Vermelho em sete atos

Ato 7 - Vermelho como...




Ato sete – Vermelho como...

– Você realmente não pode vê-lo?

Os olhos castanhos avelã mostravam, antes de tudo, incredulidade, as sobrancelhas franzindo-se levemente. Incredulidade era, ele reconhecia, apesar de toda a força capaz de colocar abaixo Ikebukuro e toda a raiva que sabia poder conter seus músculos, o sentimento mais negativo que podia, no momento, sustentar contra o rapaz ao seu lado.

O silêncio prolongou-se antes que recebesse um resmungo preguiçoso como resposta. O resmungo, entretanto, foi tudo o que recebeu, sua espera retribuída apenas com um remexer em busca de aconchego nos lençóis bagunçados. Bufou irritado. A irritação, entretanto, assim como a força ou a raiva, não o atingia verdadeiramente. Lançou-se de volta ao colchão, farto de inclinar-se em direção aos olhos cerrados de Orihara Izaya em busca de respostas.

Sua atenção voltou-se, involuntariamente, para seus arredores e a careta não pode ser contida. O quarto estava um caos. Ainda mais do que ao abandoná-lo naquela manhã enquanto, irritado, tentava ignorar o fio vermelho preso a seu dedo mindinho esquerdo.

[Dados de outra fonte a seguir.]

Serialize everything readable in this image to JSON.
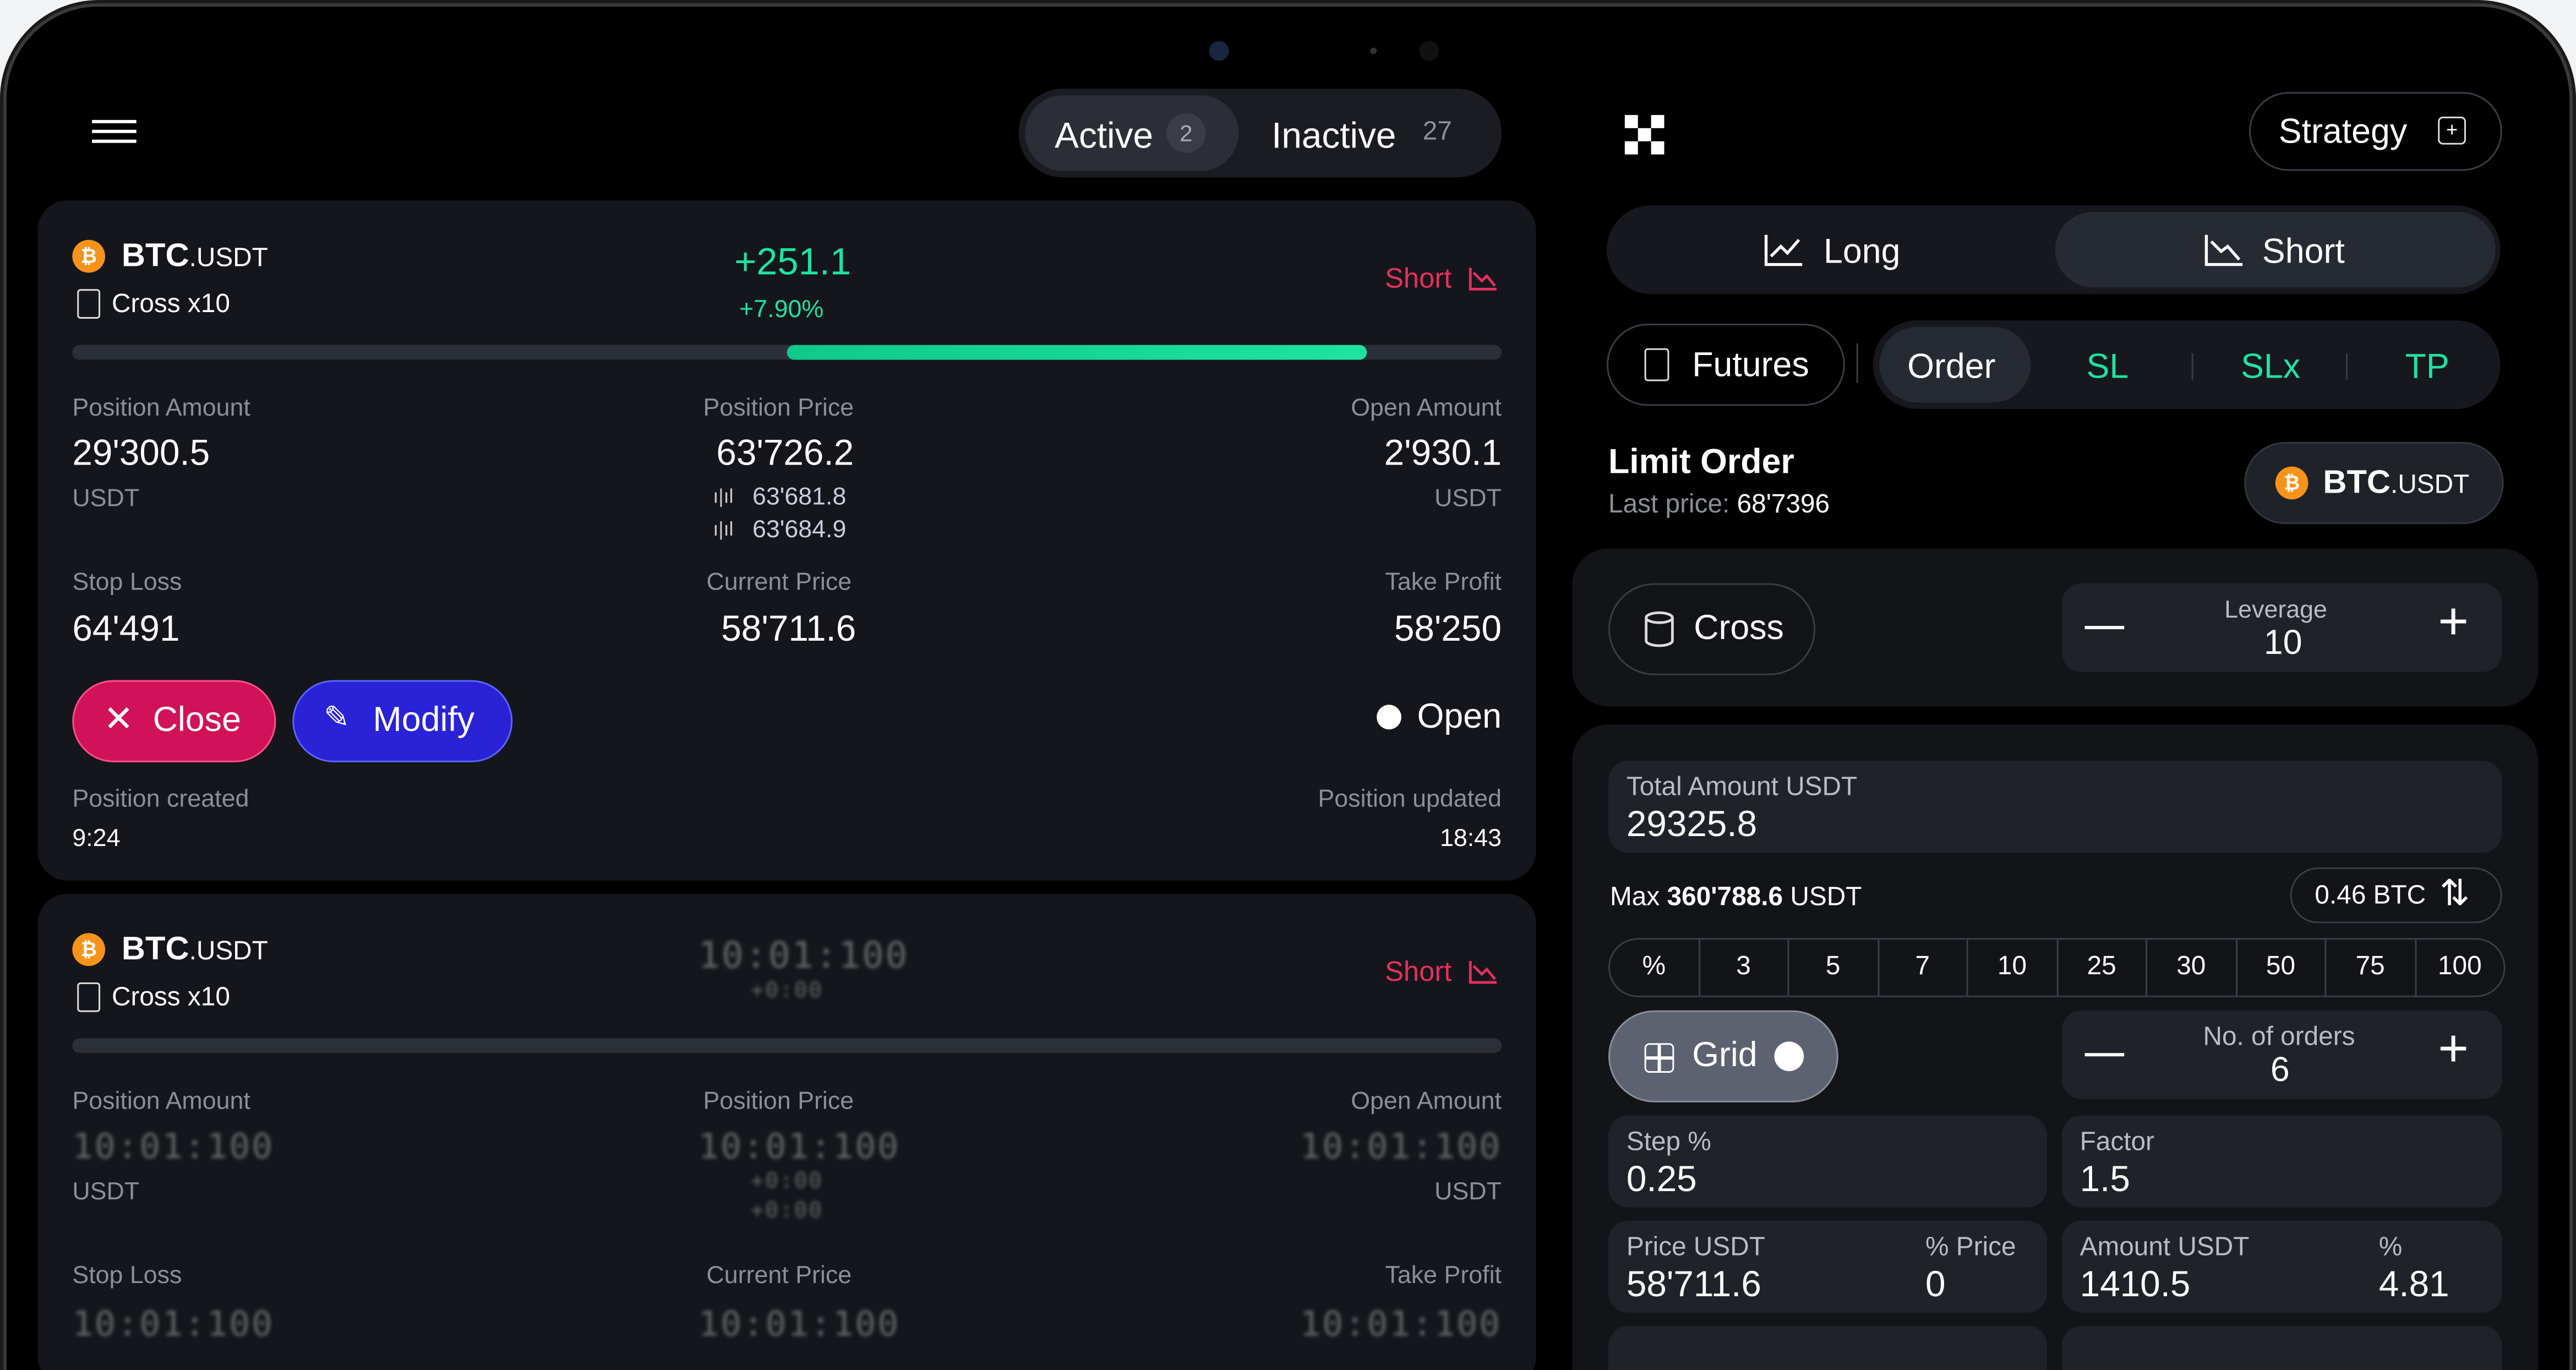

A cama permanecia no chão, apenas o estrado e o colchão a permitirem que a confusão de espuma e lençol ainda fossem chamados daquela forma. Os pés, todos os quatro não fortes o suficiente para resistirem à fúria do homem mais forte de Ikebukuro, se espalhavam em lascas de madeira pelo quarto.

Mesmo que, entretanto, em outras circunstâncias a destruição ao seu redor fosse o suficiente para despertar em Heiwajima Shizuo a fúria, naquele momento, com os olhos castanhos-mel fixos na desordem confusa de tecidos, penas e madeira, não sentia nada além de um comichão de desconforto a torcer-lhe o nariz. Ele entendia, mesmo que não plenamente, que a cama, ou a ausência dela, não era seu maior problema. Seu problema era, verdadeiramente, o que havia sobre dela, afundado nos lençóis brancos.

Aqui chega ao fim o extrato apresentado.